Van het voorval zijn camerabeelden. Medeverdachte [medeverdachte 3] wijst verdachte als de ‘rennende jongen’ aan, die te zien is op de stills. [medeverdachte 1] heeft bekend betrokken te zijn bij deze straatroof. Hij zou achter een Chinese vrouw zijn aangerend. Op de camerabeelden is dat ook te zien. Ook is te zien dat hij haar probeert te trappen. Volgens de verbalisant die de camerabeelden uitkijkt lijkt [medeverdachte 1] daarbij een mes in zijn hand te hebben. Dat komt overeen met de verklaringen van zowel [persoon 4] als [persoon 5] dat de jongens een mes bij zich hadden.

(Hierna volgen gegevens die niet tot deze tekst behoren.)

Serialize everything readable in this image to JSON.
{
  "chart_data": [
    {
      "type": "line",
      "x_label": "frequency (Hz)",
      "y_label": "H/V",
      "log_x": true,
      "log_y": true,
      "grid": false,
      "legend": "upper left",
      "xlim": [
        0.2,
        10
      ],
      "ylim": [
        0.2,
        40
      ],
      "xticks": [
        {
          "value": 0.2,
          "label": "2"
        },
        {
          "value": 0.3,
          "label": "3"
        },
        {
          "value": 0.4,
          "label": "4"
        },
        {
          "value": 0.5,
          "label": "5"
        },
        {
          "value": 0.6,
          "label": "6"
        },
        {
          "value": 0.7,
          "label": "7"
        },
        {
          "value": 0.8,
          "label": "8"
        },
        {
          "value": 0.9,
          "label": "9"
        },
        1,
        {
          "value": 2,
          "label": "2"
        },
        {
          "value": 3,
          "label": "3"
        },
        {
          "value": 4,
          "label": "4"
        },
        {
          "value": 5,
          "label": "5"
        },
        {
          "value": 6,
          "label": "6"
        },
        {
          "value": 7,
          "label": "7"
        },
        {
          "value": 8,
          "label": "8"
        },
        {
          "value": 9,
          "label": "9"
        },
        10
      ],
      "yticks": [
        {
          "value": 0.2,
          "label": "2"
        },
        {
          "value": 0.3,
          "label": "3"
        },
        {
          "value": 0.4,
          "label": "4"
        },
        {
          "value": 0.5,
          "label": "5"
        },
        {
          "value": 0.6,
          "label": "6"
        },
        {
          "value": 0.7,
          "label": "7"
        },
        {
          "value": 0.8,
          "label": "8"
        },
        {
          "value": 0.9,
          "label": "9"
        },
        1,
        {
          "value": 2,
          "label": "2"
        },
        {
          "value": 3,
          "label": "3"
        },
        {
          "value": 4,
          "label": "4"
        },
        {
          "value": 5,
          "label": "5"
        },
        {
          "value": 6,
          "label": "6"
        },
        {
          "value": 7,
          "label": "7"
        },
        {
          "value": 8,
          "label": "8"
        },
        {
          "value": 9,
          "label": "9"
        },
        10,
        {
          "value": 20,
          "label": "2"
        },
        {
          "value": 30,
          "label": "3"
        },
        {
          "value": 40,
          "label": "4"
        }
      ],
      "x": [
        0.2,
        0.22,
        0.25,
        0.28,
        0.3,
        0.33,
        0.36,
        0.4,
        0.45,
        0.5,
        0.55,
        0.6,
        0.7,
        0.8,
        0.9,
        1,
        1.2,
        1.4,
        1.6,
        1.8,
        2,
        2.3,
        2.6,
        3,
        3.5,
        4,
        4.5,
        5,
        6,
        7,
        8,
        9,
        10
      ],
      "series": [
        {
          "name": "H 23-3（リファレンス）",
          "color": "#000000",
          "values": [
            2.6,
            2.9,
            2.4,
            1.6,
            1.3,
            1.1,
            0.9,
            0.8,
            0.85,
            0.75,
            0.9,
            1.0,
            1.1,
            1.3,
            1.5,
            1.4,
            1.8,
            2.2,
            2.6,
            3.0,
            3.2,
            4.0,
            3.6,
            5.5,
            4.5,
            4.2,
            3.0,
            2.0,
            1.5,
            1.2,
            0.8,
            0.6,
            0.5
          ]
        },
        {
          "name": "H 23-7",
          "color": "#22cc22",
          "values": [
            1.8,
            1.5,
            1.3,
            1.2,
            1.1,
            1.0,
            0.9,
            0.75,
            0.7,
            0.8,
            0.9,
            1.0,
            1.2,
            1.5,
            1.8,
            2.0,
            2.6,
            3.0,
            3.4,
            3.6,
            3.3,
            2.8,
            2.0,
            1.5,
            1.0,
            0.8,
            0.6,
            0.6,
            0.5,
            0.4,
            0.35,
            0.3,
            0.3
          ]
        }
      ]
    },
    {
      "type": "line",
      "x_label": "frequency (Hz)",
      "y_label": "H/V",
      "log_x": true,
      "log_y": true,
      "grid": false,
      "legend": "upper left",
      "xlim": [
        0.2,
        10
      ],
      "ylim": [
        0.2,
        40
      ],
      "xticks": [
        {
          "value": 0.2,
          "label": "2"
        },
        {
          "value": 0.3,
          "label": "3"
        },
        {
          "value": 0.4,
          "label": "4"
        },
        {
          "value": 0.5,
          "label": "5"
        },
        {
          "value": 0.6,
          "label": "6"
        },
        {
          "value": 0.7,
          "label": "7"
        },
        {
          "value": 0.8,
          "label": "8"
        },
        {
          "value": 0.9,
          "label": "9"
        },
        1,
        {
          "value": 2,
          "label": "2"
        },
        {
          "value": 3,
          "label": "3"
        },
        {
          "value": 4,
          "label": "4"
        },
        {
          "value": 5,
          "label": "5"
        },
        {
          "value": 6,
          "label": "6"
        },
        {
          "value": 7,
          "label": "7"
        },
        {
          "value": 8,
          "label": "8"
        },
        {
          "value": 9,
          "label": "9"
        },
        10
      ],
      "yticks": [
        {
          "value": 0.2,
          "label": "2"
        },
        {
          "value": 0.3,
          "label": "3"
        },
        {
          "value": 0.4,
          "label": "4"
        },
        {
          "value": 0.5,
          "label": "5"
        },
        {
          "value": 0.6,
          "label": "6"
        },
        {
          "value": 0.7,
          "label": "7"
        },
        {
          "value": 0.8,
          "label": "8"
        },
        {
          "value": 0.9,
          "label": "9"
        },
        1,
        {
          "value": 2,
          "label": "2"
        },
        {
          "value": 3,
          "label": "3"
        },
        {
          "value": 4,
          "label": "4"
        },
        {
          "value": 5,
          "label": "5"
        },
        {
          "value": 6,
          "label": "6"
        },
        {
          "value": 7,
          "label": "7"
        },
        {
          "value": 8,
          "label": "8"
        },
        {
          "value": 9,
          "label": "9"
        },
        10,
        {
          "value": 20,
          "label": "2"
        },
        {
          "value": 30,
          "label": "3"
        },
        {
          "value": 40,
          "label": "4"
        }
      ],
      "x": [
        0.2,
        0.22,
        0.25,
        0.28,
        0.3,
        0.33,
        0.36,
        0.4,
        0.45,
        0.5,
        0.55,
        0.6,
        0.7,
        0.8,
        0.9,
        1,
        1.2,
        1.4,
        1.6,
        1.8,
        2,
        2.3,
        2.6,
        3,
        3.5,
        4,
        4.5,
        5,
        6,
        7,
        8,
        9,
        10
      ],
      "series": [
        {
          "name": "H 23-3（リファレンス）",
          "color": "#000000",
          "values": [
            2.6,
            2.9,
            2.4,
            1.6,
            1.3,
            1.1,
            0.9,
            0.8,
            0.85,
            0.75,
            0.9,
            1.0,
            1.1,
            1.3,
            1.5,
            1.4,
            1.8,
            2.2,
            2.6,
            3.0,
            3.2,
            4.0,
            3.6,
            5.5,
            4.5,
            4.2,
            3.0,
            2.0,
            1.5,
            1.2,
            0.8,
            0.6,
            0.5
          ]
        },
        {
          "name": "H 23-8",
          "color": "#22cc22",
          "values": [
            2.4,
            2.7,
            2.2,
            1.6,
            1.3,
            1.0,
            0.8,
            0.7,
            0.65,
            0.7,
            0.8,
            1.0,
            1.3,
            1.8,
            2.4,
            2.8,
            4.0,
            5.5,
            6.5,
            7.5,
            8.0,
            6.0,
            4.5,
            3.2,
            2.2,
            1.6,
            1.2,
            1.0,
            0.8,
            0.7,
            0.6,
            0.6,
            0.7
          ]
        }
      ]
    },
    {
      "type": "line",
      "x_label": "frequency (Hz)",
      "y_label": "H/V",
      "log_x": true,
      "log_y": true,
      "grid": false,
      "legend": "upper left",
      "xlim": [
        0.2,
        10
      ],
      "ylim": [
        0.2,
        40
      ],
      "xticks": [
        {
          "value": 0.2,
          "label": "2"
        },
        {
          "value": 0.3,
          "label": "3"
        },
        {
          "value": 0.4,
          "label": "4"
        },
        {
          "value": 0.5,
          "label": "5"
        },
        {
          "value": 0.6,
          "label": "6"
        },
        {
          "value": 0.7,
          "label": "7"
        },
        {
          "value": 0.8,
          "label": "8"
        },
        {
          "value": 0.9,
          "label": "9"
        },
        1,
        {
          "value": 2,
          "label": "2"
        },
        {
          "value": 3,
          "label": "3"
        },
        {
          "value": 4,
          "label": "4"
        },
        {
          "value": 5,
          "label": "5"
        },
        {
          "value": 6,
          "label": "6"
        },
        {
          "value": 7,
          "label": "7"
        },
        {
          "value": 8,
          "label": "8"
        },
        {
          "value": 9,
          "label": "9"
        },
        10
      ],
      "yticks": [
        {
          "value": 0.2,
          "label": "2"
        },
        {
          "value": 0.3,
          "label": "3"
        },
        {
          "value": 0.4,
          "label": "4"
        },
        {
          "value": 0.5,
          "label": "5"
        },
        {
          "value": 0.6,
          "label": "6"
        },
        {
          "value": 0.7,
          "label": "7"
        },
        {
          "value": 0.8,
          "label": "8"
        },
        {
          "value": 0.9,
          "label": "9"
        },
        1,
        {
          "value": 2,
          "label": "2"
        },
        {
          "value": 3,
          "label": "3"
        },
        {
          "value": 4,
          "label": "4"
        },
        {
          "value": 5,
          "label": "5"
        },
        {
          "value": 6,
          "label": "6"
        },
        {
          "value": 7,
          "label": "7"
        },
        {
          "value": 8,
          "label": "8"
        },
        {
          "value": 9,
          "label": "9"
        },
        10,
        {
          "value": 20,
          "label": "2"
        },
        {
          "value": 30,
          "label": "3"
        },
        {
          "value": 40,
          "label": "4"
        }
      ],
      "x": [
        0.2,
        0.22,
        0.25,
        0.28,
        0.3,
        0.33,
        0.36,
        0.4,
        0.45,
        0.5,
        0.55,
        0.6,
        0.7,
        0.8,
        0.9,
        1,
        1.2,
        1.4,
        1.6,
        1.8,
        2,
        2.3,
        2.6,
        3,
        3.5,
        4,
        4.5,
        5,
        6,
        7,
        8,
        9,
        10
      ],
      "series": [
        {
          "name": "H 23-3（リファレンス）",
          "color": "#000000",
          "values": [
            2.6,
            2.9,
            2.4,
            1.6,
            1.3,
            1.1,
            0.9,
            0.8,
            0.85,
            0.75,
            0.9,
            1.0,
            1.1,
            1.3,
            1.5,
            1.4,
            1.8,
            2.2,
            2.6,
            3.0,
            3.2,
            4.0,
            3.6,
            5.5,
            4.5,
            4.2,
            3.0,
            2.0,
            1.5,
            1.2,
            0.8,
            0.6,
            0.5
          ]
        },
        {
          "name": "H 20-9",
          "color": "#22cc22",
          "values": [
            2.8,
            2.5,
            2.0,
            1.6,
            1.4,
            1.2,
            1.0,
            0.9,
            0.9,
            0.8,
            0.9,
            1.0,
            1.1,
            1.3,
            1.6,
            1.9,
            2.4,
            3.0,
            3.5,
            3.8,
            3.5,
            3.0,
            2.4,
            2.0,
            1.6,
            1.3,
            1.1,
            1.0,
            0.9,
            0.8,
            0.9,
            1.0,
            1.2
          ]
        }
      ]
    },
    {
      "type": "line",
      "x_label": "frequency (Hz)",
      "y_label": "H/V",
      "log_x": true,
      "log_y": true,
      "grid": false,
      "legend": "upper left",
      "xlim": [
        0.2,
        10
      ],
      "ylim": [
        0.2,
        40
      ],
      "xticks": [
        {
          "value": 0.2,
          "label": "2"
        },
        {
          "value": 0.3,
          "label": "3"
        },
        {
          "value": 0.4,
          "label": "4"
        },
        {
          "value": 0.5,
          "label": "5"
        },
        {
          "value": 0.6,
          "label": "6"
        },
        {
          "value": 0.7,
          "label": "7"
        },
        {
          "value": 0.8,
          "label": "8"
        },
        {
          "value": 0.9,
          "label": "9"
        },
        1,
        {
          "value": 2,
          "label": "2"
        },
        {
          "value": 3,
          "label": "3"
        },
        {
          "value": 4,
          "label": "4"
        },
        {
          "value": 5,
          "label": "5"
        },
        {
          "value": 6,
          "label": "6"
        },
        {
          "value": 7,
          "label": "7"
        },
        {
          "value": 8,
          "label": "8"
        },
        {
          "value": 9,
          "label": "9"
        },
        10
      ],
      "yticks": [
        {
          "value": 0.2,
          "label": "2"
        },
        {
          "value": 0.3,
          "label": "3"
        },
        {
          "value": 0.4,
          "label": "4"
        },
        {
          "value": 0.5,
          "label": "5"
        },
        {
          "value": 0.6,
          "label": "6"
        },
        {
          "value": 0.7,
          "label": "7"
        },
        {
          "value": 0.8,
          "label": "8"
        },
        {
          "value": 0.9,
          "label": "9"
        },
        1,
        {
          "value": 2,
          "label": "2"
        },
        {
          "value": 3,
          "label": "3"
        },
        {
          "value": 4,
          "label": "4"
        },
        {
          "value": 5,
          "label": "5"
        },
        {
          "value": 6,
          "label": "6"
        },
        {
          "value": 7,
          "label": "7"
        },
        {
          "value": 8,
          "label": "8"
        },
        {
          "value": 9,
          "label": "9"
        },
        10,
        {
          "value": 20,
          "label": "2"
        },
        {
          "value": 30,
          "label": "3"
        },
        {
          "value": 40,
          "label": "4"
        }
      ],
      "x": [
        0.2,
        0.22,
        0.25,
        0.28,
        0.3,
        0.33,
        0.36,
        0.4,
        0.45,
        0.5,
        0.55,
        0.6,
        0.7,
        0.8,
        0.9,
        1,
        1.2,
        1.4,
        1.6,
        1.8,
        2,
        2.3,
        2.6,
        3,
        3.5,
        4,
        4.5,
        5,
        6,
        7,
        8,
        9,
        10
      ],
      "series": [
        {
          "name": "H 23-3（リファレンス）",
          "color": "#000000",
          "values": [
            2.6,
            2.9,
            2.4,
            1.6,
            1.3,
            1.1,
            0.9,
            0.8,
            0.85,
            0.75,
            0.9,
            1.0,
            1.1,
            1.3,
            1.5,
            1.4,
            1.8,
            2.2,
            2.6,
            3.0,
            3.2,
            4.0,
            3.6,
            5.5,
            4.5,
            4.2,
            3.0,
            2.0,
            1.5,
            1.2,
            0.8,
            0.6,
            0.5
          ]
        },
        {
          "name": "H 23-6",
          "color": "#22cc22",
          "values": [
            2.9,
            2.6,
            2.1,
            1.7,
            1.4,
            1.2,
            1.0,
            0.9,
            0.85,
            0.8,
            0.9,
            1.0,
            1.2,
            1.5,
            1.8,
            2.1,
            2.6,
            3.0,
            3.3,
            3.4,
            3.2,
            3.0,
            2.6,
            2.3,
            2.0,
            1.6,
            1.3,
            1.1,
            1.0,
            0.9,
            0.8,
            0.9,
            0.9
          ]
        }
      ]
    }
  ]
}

Ook [medeverdachte 2] heeft bekend dat hij betrokken is geweest bij deze straatroof. Hij heeft de tas losgetrokken van [persoon 4] en heeft haar geduwd.
Opnieuw wordt door verdachte gedetailleerde informatie gedeeld via de telefoon. Bovendien is verdachte, op het moment dat hij telefoongesprekken hierover voert, in de directe omgeving van het plaats delict, namelijk op de Rudi Bloemgartensingel. Om 15.36 uur, kort na de straatroof, antwoordt verdachte over de tap op de vraag waar hij is: ‘ik heb net Chinoe (Chinees) geveegd’. De gesprekspartner van verdachte vraagt wat hij heeft ‘getjiengd’? Verdachte zegt dat hij het niet weet. Hij zegt: ‘ik geef die niffie (mes), geef die niffie (mes). Ze luisteren niet.’ Verder zegt hij: ‘Alleen bagga (tas) geveegd. Bagga man. Die tillie (telefoon) heb ik nu ook geveegd. Die tillie (telefoon) pas als laatst. Ze wil picca (foto) maken. Ik draai me om, loop naar haar toe en ik veeg haar kankerhard, gewoon kankerhard. Ze heeft een salto gemaakt. Ze was kanker dik maar je weet ze heeft salto gemaakt. Hahaha.’
Enkele minuten later, om 15:43 uur, voert verdachte een telefoongesprek met een andere onbekend gebleven persoon waarin hij zegt: ‘trekt direct die niffie (mes). Hij snijdt die bagga (tas). Ntv trekt die niffie (mes)! Snij die andere bagga (tas)! Hij wil, ik zeg geef die niffie (mes!) Hij wil wegrennen. Gooi die niffie (mes)! Moest hij drie minuten, hij twijfel alleen, hij wil hem niet trekken, hij wil hem wel trekken, hij wil hem niet trekken, hij wil hem wel trekken. Ntv loesoe (weg). Die andere pakt haar iphone, ze wiil een picca (foto) maken. Ik loop terug en veeg haar kankerhard Ik trek m pieeeuw loesoe (los). De persoon vraagt aan verdachte om wat voor iPhone het gaat. Verdachte antwoordt: ‘11’.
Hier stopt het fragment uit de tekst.